Gand (suite)
L’universalité de la peinture gantoise s’affirma à travers l’œuvre de deux de ses plus grands peintres du xve s. : en premier lieu, Hugo Van der Goes*, doyen de la guilde de Gand de 1474 à 1476, diffusa l’influence flamande en Italie et dans les régions rhénanes. L’Italie du quattrocento reçut et admira son retable des Portinari (Offices, Florence), commandé par l’agent des Médicis en Flandre et qui valut à l’artiste une renommée sans précédent. Le second des grands peintres gantois, Joos Van Wassenhove (v. 1435/1440 - apr. 1480), dit Juste de Gand, triompha à la cour d’Urbino*. Au xve et au xvie s., un vaste atelier de peintres miniaturistes se développe à Gand, en liaison avec Bruges* et parfois avec la cour de Bourgogne*, comme le laisse supposer l’œuvre du Maître de Guillebert de Metz, actif pendant la première moitié du xve s. L’art de ce dernier demeure très proche de celui du Maître du privilège de Gand, connu par son manuscrit du musée de Vienne. Au xve s., Gheraert Horenbaut (v. 1465-1540) procède encore d’Hugo Van der Goes. La famille des Bening, enlumineurs très actifs, travaille à Gand et à Bruges entre 1470 et 1560 ; Simon Bening (1483-1561) exprime un sentiment nouveau de la nature, dont s’inspirera Pieter Bruegel*.
Le xvie s. est l’âge d’or de l’architecture gantoise : un style gothique très fleuri s’y juxtapose aux éléments de la Renaissance, comme on le voit à l’hôtel de ville. Cet édifice aurait dû être le plus important de Belgique sans les luttes religieuses qui interrompirent sa construction au xvie s. La cathédrale Saint-Bavon, dont la construction s’échelonne de 1228 à 1628, illustre plusieurs styles : type français dans les piliers du chœur et du déambulatoire, type brabançon dans ceux de la nef et du transept. Cette constance de la tradition architecturale gantoise, où s’harmonisent des styles divers, apparaît plus encore dans l’église Saint-Michel, commencée en 1440 et achevée au xviie s., dans le petit béguinage Notre-Dame, fondé en 1234 et reconstruit en 1600, et aussi le long des quais, où les pignons ornés du xvie s. voisinent avec la maison romane de l’Étape. Les vestiges de la puissante féodalité gantoise se retrouvent dans le château des comtes, fondé au ixe ou au xe s., ainsi que dans le célèbre beffroi (1313-1321), haut de 91 m, garni de statues d’hommes d’armes et surmonté d’un dragon de cuivre doré. Attenant au beffroi, la halle aux Draps (1426-1441) témoigne de la puissance commerciale européenne des textiles gantois.

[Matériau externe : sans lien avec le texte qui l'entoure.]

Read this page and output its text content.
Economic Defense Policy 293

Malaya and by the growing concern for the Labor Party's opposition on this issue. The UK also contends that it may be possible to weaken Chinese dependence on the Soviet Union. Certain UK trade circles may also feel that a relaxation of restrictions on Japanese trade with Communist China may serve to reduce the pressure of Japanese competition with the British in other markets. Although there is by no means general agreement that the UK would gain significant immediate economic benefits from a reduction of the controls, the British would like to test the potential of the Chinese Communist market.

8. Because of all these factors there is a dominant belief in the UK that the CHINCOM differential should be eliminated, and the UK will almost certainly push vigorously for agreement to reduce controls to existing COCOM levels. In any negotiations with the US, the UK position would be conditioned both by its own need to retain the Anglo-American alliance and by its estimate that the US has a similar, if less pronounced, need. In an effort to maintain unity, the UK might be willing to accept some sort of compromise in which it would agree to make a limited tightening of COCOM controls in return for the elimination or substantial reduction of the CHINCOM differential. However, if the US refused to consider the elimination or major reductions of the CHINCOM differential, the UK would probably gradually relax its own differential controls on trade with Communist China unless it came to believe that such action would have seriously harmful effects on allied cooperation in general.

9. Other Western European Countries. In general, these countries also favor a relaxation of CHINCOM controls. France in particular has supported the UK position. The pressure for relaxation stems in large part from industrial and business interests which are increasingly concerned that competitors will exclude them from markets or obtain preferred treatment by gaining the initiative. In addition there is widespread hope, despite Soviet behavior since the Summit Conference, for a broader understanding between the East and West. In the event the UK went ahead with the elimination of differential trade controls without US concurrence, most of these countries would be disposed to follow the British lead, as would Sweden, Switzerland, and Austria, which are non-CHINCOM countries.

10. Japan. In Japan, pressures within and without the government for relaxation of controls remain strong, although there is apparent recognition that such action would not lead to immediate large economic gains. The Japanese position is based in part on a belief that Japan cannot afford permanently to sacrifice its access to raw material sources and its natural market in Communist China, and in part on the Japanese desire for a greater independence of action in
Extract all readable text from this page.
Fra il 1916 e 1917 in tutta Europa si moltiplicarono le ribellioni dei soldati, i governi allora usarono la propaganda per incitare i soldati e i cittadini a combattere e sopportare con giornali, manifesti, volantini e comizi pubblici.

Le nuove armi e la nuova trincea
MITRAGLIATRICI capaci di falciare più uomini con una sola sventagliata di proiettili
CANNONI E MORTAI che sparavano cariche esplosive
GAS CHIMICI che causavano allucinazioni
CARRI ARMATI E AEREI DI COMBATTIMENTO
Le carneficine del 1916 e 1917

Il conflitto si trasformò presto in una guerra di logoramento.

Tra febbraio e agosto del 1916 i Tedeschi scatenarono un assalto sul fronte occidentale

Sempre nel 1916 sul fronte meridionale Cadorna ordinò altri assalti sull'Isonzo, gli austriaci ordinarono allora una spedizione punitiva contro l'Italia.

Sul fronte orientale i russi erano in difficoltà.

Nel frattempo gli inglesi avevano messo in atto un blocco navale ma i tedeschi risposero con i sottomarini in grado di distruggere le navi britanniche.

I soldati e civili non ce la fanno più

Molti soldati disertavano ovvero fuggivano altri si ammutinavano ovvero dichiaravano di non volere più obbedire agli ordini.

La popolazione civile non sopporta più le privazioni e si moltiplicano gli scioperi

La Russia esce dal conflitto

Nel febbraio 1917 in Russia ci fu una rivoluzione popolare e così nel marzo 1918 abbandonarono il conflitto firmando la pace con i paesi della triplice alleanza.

La ville ne devait retrouver cette vitalité économique et artistique qu’au xixe s. C’est à Sint-Martens-Latem (Laethem-Saint-Martin), à quelques kilomètres au sud de Gand, que travaillèrent entre 1893 et 1903 deux jeunes artistes gantois : le peintre Valerius de Saedeleer (1867-1941) et le sculpteur Georges Minne (1866-1941). Représentants d’une tendance spiritualiste, ils furent suivis plus tard par un second groupe d’artistes, tous natifs de Gand, qui firent de l’expressionnisme* une source de l’art belge contemporain.
P. H. P.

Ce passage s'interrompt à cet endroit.